Goebbels's press censorship prevented German reporters from expressing their prejudices freely, but one leading Nazi newspaper demeaned the Black athletes by referring to them as "auxiliaries." The continuing social and economic discrimination the Black medalists faced upon returning home underscored the irony of their victory in racist Germany.”
This I argue is a manifestation of a liberated mindset. Had the black athletes been suffering from an inferiority complex, if they had not had confidence in their black gift, black mind, black strength and black hope my argument is that they would not have won. One can never approach whiteness with inferiority. One has to be courageous and take pride in his human form with its black skin. And the story of  John Woodruff speaking about his experiences is a manifestation of a liberated child – here’s what he had to say after the 1936 Olympics in Germany
“It was the first time I'd ever taken a boat anywhere. Most of the blacks came from poor families, you see. None of us came from any wealthy homes, or middle class homes, most all from poor families. Jesse [Owens] came from a poor family too. I was very nervous for a young man, 21 years old, I'd never been so far away from home. My only objective was any time I got into a race was to win. And that's what I did. Determination. That's what it takes. Light a fire in the stomach. I was winning for me and I was winning for the country. Me first, then the country. It was very definitely a special feeling in winning the gold medal and being a black man. We destroyed his [Hitler's] master race theory, whenever we start winning those gold medals. So I was very proud of that achievement and I was very happy, for myself as an individual, for my race, and for my country. After the Olympics, we had a track meet to run at Annapolis, at the Naval Academy. Now here I am, an Olympic champion, and they told the coach that I couldn't run. I couldn't come. So I had to stay home, because of discrimination. That let me know just what the situation was. Things hadn't changed. Things hadn't changed.”

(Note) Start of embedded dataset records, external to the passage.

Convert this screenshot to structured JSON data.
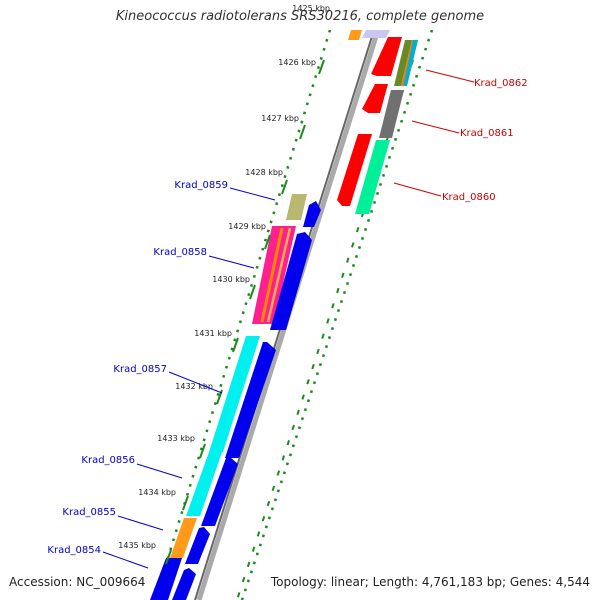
{
  "title": "Kineococcus radiotolerans SRS30216, complete genome",
  "accession": "Accession: NC_009664",
  "topology": "Topology: linear; Length: 4,761,183 bp; Genes: 4,544",
  "kbp_ticks": [
    "1425 kbp",
    "1426 kbp",
    "1427 kbp",
    "1428 kbp",
    "1429 kbp",
    "1430 kbp",
    "1431 kbp",
    "1432 kbp",
    "1433 kbp",
    "1434 kbp",
    "1435 kbp"
  ],
  "forward_labels": [
    "Krad_0862",
    "Krad_0861",
    "Krad_0860"
  ],
  "reverse_labels": [
    "Krad_0859",
    "Krad_0858",
    "Krad_0857",
    "Krad_0856",
    "Krad_0855",
    "Krad_0854"
  ],
  "colors": {
    "forward_label": "#cc0000",
    "reverse_label": "#0000cc",
    "forward_gene": "#ff0000",
    "reverse_gene": "#0000ee",
    "tick": "#1a8a1a",
    "backbone": "#888888"
  }
}
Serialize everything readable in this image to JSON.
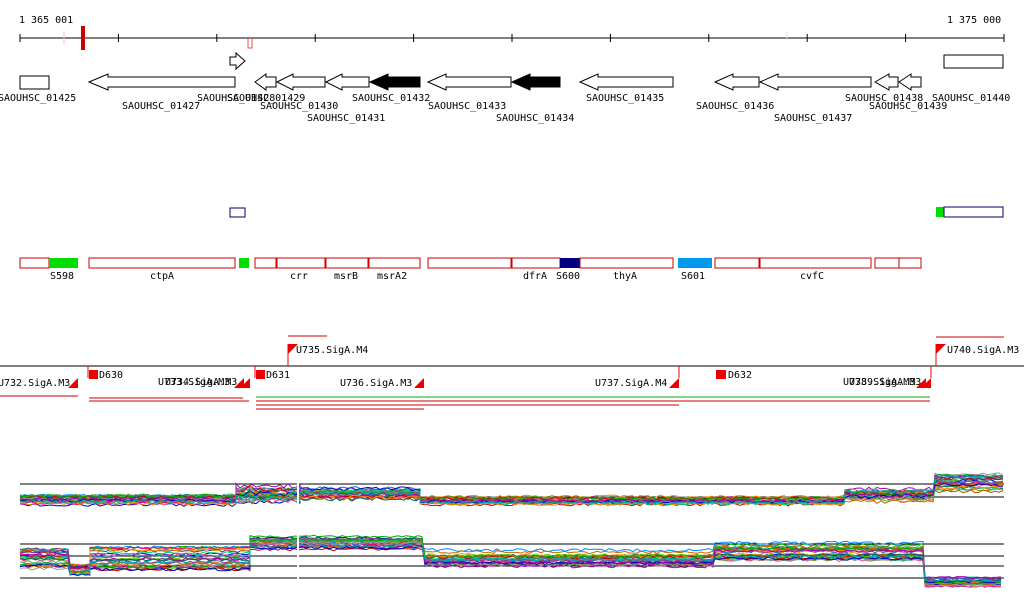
{
  "ruler": {
    "start_label": "1 365 001",
    "end_label": "1 375 000"
  },
  "genes": [
    {
      "label": "SAOUHSC_01425",
      "strand": "+",
      "fill": "#ffffff"
    },
    {
      "label": "SAOUHSC_01427",
      "strand": "-",
      "fill": "#ffffff"
    },
    {
      "label": "SAOUHSC_01428",
      "strand": "+",
      "fill": "#ffffff"
    },
    {
      "label": "SAOUHSC_01429",
      "strand": "-",
      "fill": "#ffffff"
    },
    {
      "label": "SAOUHSC_01430",
      "strand": "-",
      "fill": "#ffffff"
    },
    {
      "label": "SAOUHSC_01431",
      "strand": "-",
      "fill": "#ffffff"
    },
    {
      "label": "SAOUHSC_01432",
      "strand": "-",
      "fill": "#000000"
    },
    {
      "label": "SAOUHSC_01433",
      "strand": "-",
      "fill": "#ffffff"
    },
    {
      "label": "SAOUHSC_01434",
      "strand": "-",
      "fill": "#000000"
    },
    {
      "label": "SAOUHSC_01435",
      "strand": "-",
      "fill": "#ffffff"
    },
    {
      "label": "SAOUHSC_01436",
      "strand": "-",
      "fill": "#ffffff"
    },
    {
      "label": "SAOUHSC_01437",
      "strand": "-",
      "fill": "#ffffff"
    },
    {
      "label": "SAOUHSC_01438",
      "strand": "-",
      "fill": "#ffffff"
    },
    {
      "label": "SAOUHSC_01439",
      "strand": "-",
      "fill": "#ffffff"
    },
    {
      "label": "SAOUHSC_01440",
      "strand": "+",
      "fill": "#ffffff"
    }
  ],
  "segments": [
    {
      "label": "S598",
      "kind": "srna",
      "color": "#00dd00"
    },
    {
      "label": "ctpA",
      "kind": "gene",
      "color": "#cc0000"
    },
    {
      "label": "",
      "kind": "srna",
      "color": "#00dd00"
    },
    {
      "label": "crr",
      "kind": "gene",
      "color": "#cc0000"
    },
    {
      "label": "msrB",
      "kind": "gene",
      "color": "#cc0000"
    },
    {
      "label": "msrA2",
      "kind": "gene",
      "color": "#cc0000"
    },
    {
      "label": "dfrA",
      "kind": "gene",
      "color": "#cc0000"
    },
    {
      "label": "S600",
      "kind": "srna",
      "color": "#000080"
    },
    {
      "label": "thyA",
      "kind": "gene",
      "color": "#cc0000"
    },
    {
      "label": "S601",
      "kind": "srna",
      "color": "#0099ee"
    },
    {
      "label": "cvfC",
      "kind": "gene",
      "color": "#cc0000"
    }
  ],
  "promoters": [
    {
      "label": "U732.SigA.M3"
    },
    {
      "label": "D630"
    },
    {
      "label": "U733.SigA.M3"
    },
    {
      "label": "U734.SigA.M3"
    },
    {
      "label": "D631"
    },
    {
      "label": "U735.SigA.M4"
    },
    {
      "label": "U736.SigA.M3"
    },
    {
      "label": "U737.SigA.M4"
    },
    {
      "label": "D632"
    },
    {
      "label": "U738.SigA.M3"
    },
    {
      "label": "U739.SigA.M3"
    },
    {
      "label": "U740.SigA.M3"
    }
  ],
  "colors": {
    "gene_outline": "#000000",
    "segment_outline": "#cc0000",
    "promoter_flag": "#ee0000",
    "terminator_line": "#cc0000",
    "terminator_green": "#00aa00",
    "box_outline": "#000066"
  }
}
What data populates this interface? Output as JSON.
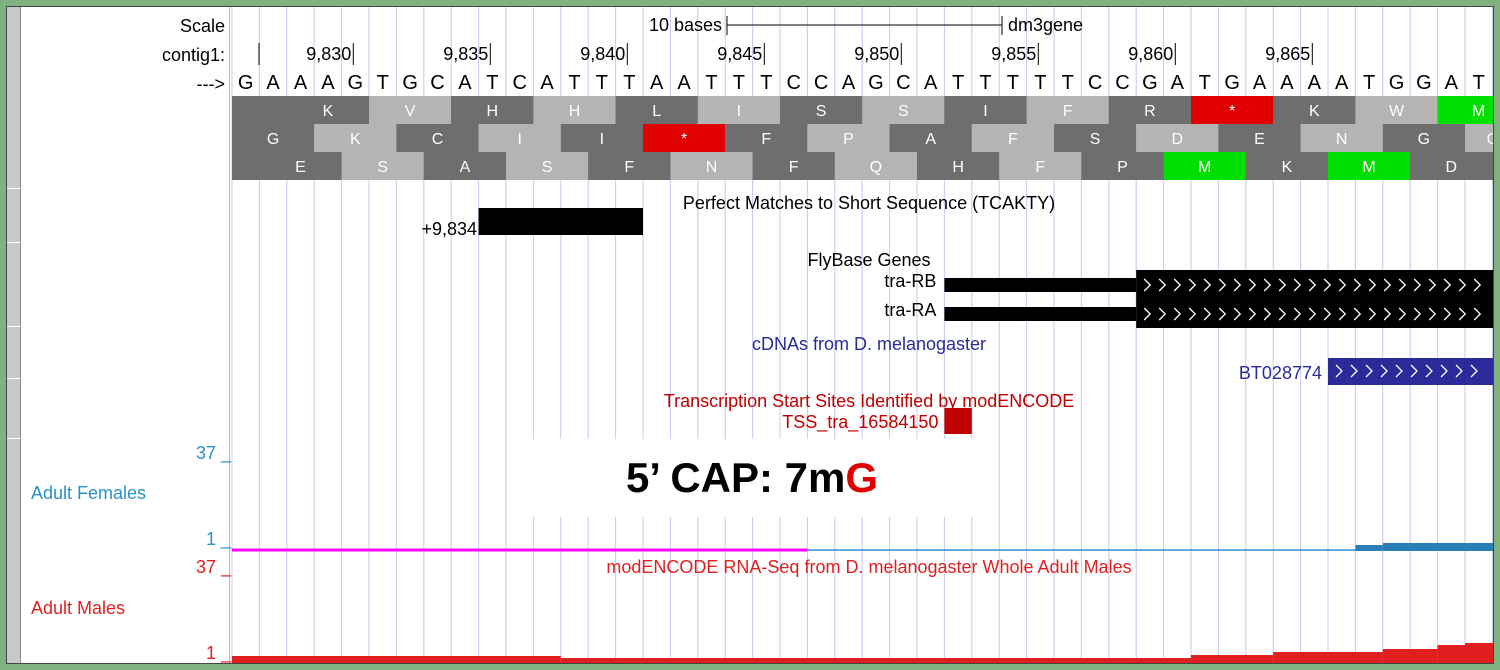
{
  "ruler": {
    "scale_label": "Scale",
    "contig_label": "contig1:",
    "arrow_label": "--->",
    "scale_text": "10 bases",
    "assembly": "dm3gene",
    "positions": [
      {
        "label": "9,830",
        "base": 4
      },
      {
        "label": "9,835",
        "base": 9
      },
      {
        "label": "9,840",
        "base": 14
      },
      {
        "label": "9,845",
        "base": 19
      },
      {
        "label": "9,850",
        "base": 24
      },
      {
        "label": "9,855",
        "base": 29
      },
      {
        "label": "9,860",
        "base": 34
      },
      {
        "label": "9,865",
        "base": 39
      }
    ]
  },
  "sequence": "GAAAGTGCATCATTTAATTTCCAGCATTTTTCCGATGAAAATGGATG",
  "frames": [
    {
      "offset": 2,
      "aa": [
        "K",
        "V",
        "H",
        "H",
        "L",
        "I",
        "S",
        "S",
        "I",
        "F",
        "R",
        "*",
        "K",
        "W",
        "M"
      ]
    },
    {
      "offset": 0,
      "aa": [
        "G",
        "K",
        "C",
        "I",
        "I",
        "*",
        "F",
        "P",
        "A",
        "F",
        "S",
        "D",
        "E",
        "N",
        "G",
        "C"
      ]
    },
    {
      "offset": 1,
      "aa": [
        "E",
        "S",
        "A",
        "S",
        "F",
        "N",
        "F",
        "Q",
        "H",
        "F",
        "P",
        "M",
        "K",
        "M",
        "D"
      ]
    }
  ],
  "colors": {
    "stop": "#e00000",
    "start": "#00e000",
    "dark": "#6e6e6e",
    "light": "#b4b4b4",
    "blue_track": "#2a2a9a",
    "tss": "#c00000",
    "females": "#2b7fb8",
    "males": "#e02020"
  },
  "short_seq": {
    "title": "Perfect Matches to Short Sequence (TCAKTY)",
    "item": "+9,834"
  },
  "flybase": {
    "title": "FlyBase Genes",
    "genes": [
      "tra-RB",
      "tra-RA"
    ]
  },
  "cdnas": {
    "title": "cDNAs from D. melanogaster",
    "item": "BT028774"
  },
  "tss": {
    "title": "Transcription Start Sites Identified by modENCODE",
    "item": "TSS_tra_16584150"
  },
  "overlay": {
    "prefix": "5’ CAP: 7m",
    "highlight": "G"
  },
  "females": {
    "label": "Adult Females",
    "max": "37 _",
    "min": "1 _"
  },
  "males": {
    "label": "Adult Males",
    "max": "37 _",
    "min": "1 _",
    "title": "modENCODE RNA-Seq from D. melanogaster Whole Adult Males"
  }
}
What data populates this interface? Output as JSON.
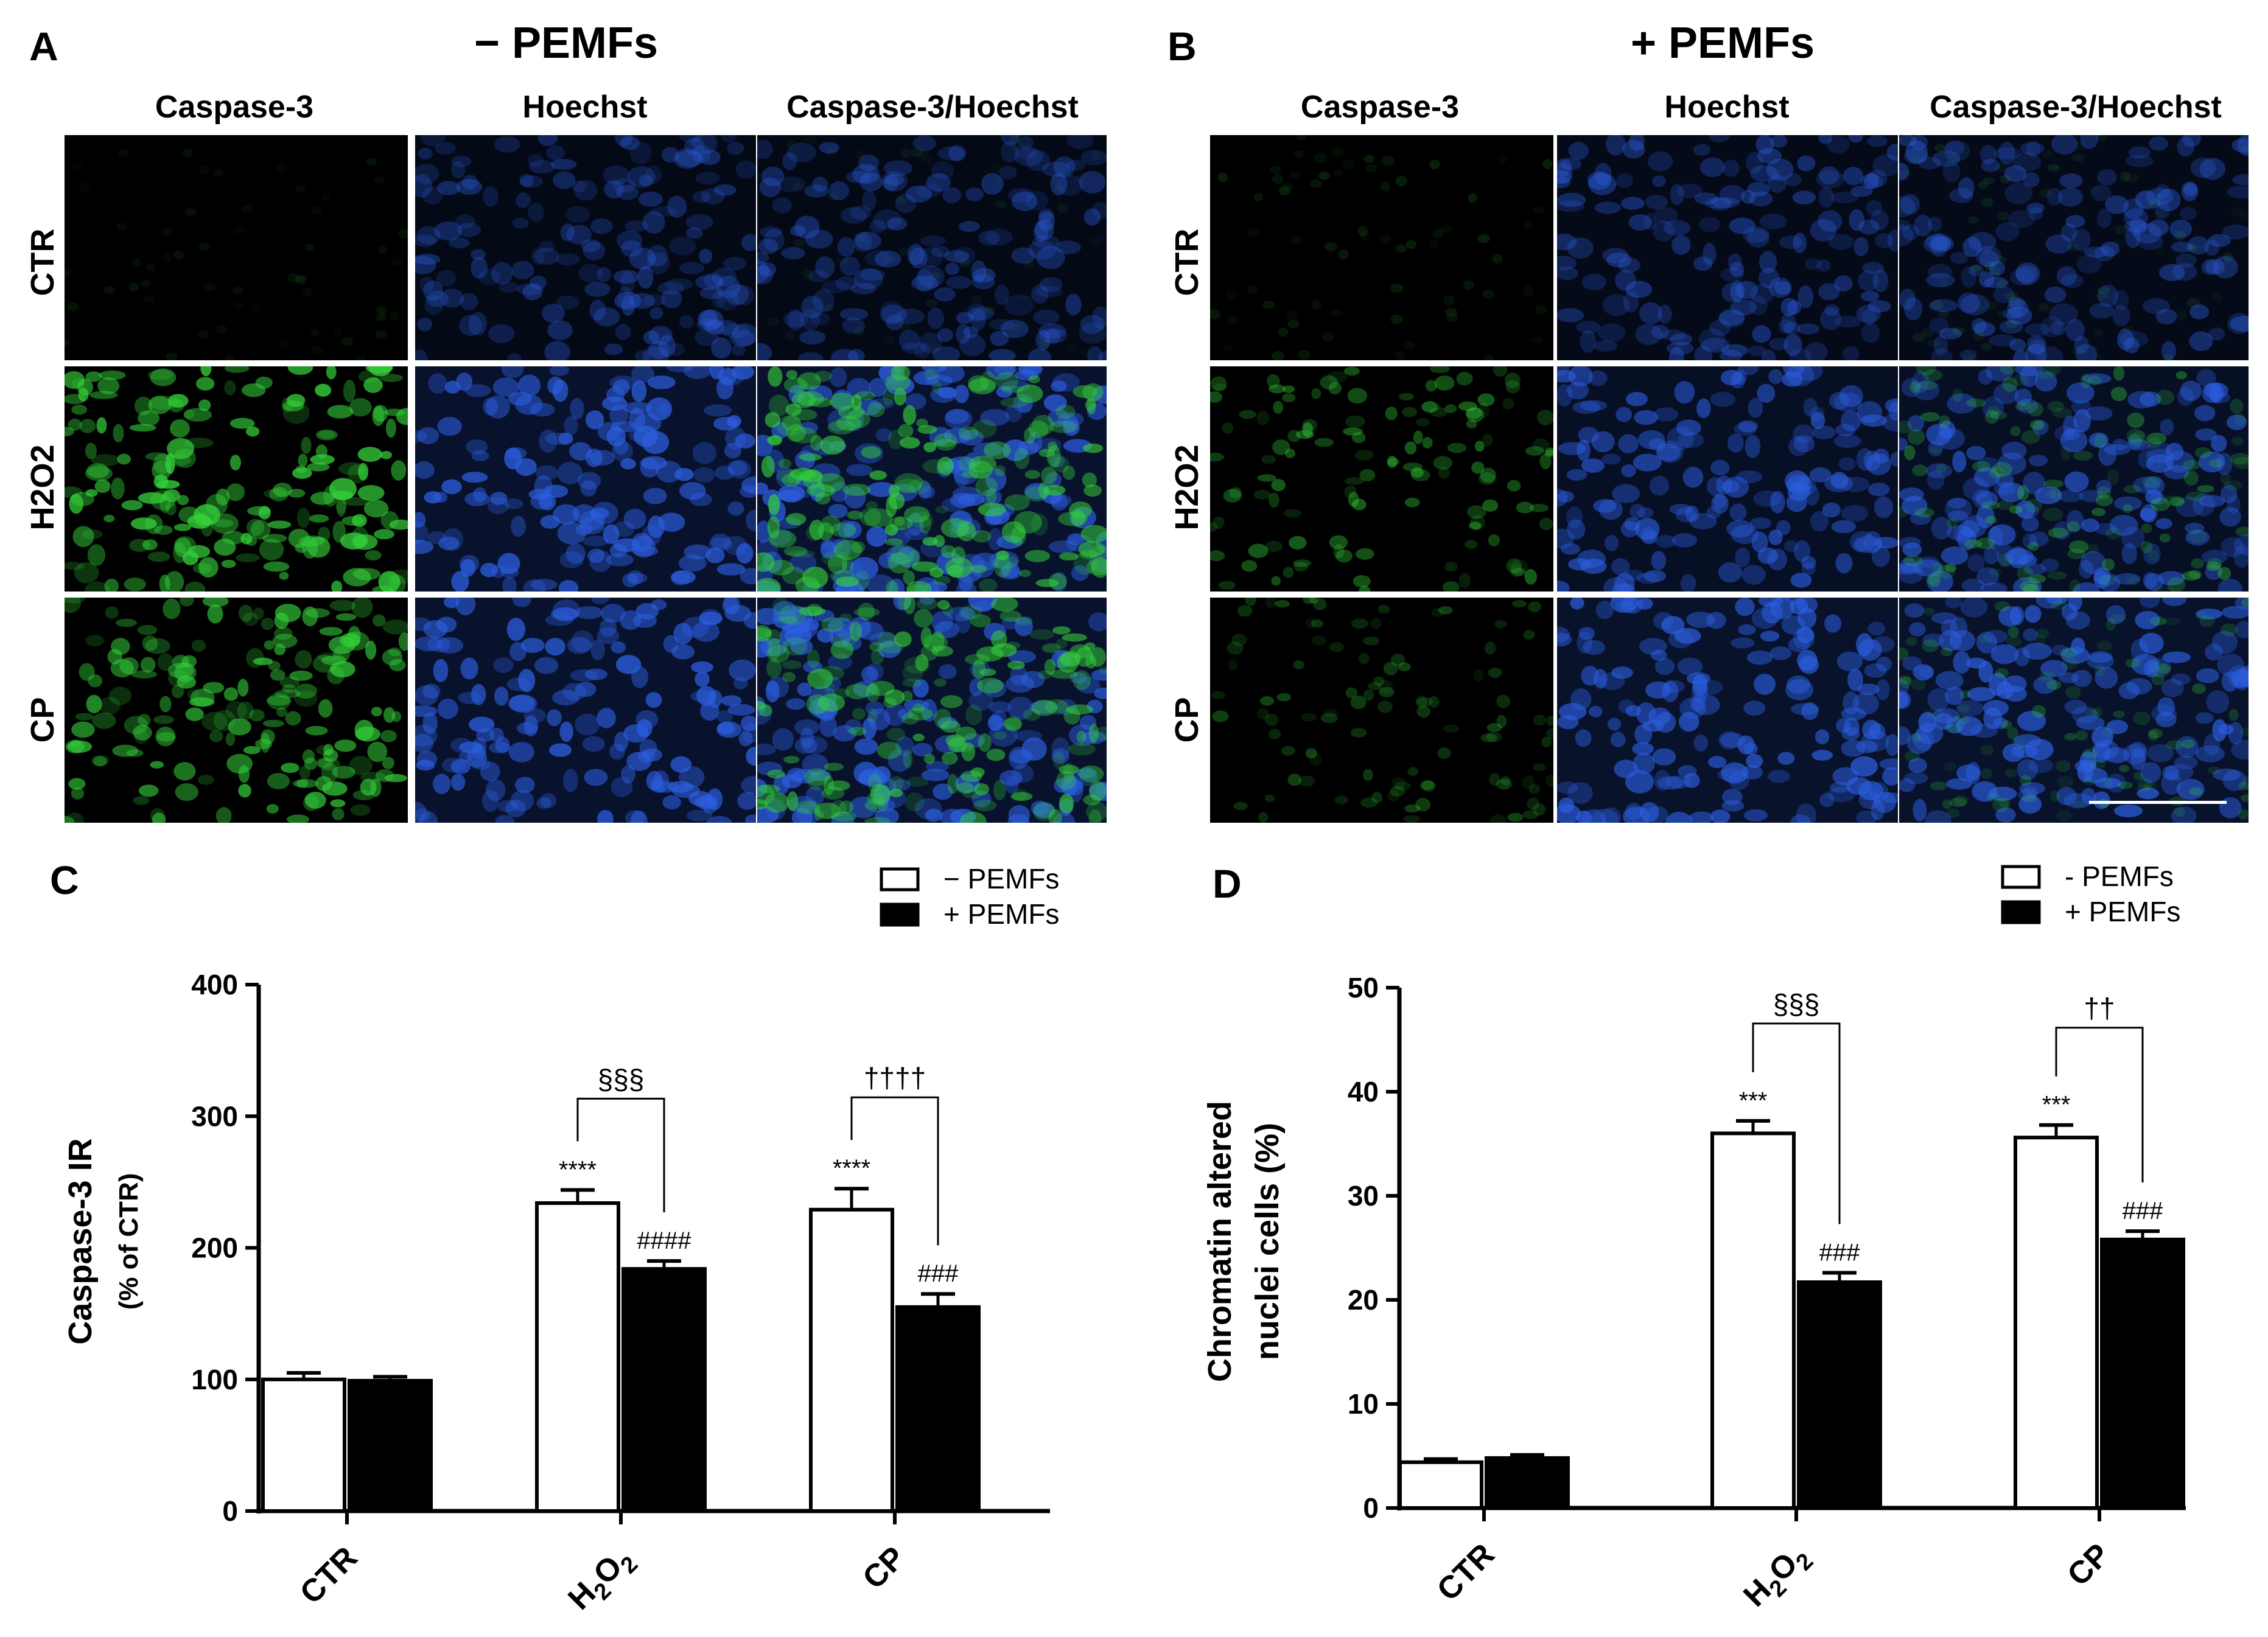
{
  "panels": {
    "A": {
      "letter": "A",
      "title": "− PEMFs"
    },
    "B": {
      "letter": "B",
      "title": "+ PEMFs"
    },
    "C": {
      "letter": "C"
    },
    "D": {
      "letter": "D"
    }
  },
  "micrograph_columns": [
    "Caspase-3",
    "Hoechst",
    "Caspase-3/Hoechst"
  ],
  "micrograph_rows": [
    "CTR",
    "H2O2",
    "CP"
  ],
  "colors": {
    "caspase": "#34d13a",
    "hoechst": "#2c5ee0",
    "background": "#000000",
    "bar_open": "#ffffff",
    "bar_filled": "#000000"
  },
  "chart_data": [
    {
      "type": "bar",
      "panel": "C",
      "categories": [
        "CTR",
        "H2O2",
        "CP"
      ],
      "series": [
        {
          "name": "− PEMFs",
          "values": [
            100,
            234,
            229
          ],
          "errors": [
            5,
            10,
            16
          ]
        },
        {
          "name": "+ PEMFs",
          "values": [
            99,
            184,
            155
          ],
          "errors": [
            3,
            6,
            10
          ]
        }
      ],
      "ylabel": "Caspase-3 IR",
      "ylabel_sub": "(% of CTR)",
      "ylim": [
        0,
        400
      ],
      "yticks": [
        0,
        100,
        200,
        300,
        400
      ],
      "legend_position": "top-right",
      "annotations": {
        "above_minus": [
          "",
          "****",
          "****"
        ],
        "above_plus": [
          "",
          "####",
          "###"
        ],
        "brackets": [
          "",
          "§§§",
          "††††"
        ]
      }
    },
    {
      "type": "bar",
      "panel": "D",
      "categories": [
        "CTR",
        "H2O2",
        "CP"
      ],
      "series": [
        {
          "name": "- PEMFs",
          "values": [
            4.4,
            36,
            35.6
          ],
          "errors": [
            0.3,
            1.2,
            1.2
          ]
        },
        {
          "name": "+ PEMFs",
          "values": [
            4.8,
            21.7,
            25.8
          ],
          "errors": [
            0.3,
            0.9,
            0.8
          ]
        }
      ],
      "ylabel": "Chromatin altered",
      "ylabel_sub": "nuclei cells (%)",
      "ylim": [
        0,
        50
      ],
      "yticks": [
        0,
        10,
        20,
        30,
        40,
        50
      ],
      "legend_position": "top-right",
      "annotations": {
        "above_minus": [
          "",
          "***",
          "***"
        ],
        "above_plus": [
          "",
          "###",
          "###"
        ],
        "brackets": [
          "",
          "§§§",
          "††"
        ]
      }
    }
  ]
}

What we need to do as a country is to pose questions, even sensitive at times about every program of action and how does it address the national question. If our programs do not translate to the regaining of black power, I do not think they deserve our attention, they do not deserve our energy, they do not deserve our commitment and support.
While whites enjoy the privileges which put them steps advanced than a black child we blacks our only hope lies in the success of the psychological liberation stage. This is when we approach whatever sport code with a liberated mindset fully knowing that had the economic condition allow us to have tennis courts and swimming pools in our own backyards we would be doing more than this, it is only when we have this mindset that we will begin to extricate ourselves from the self blaming process. Our success thereafter confirms Biko’s words “true psychological liberation comes through action”.


Ayanda Gladile is the Chairperson of the Black Students for Uhuru and he writes this article on his personal capacity.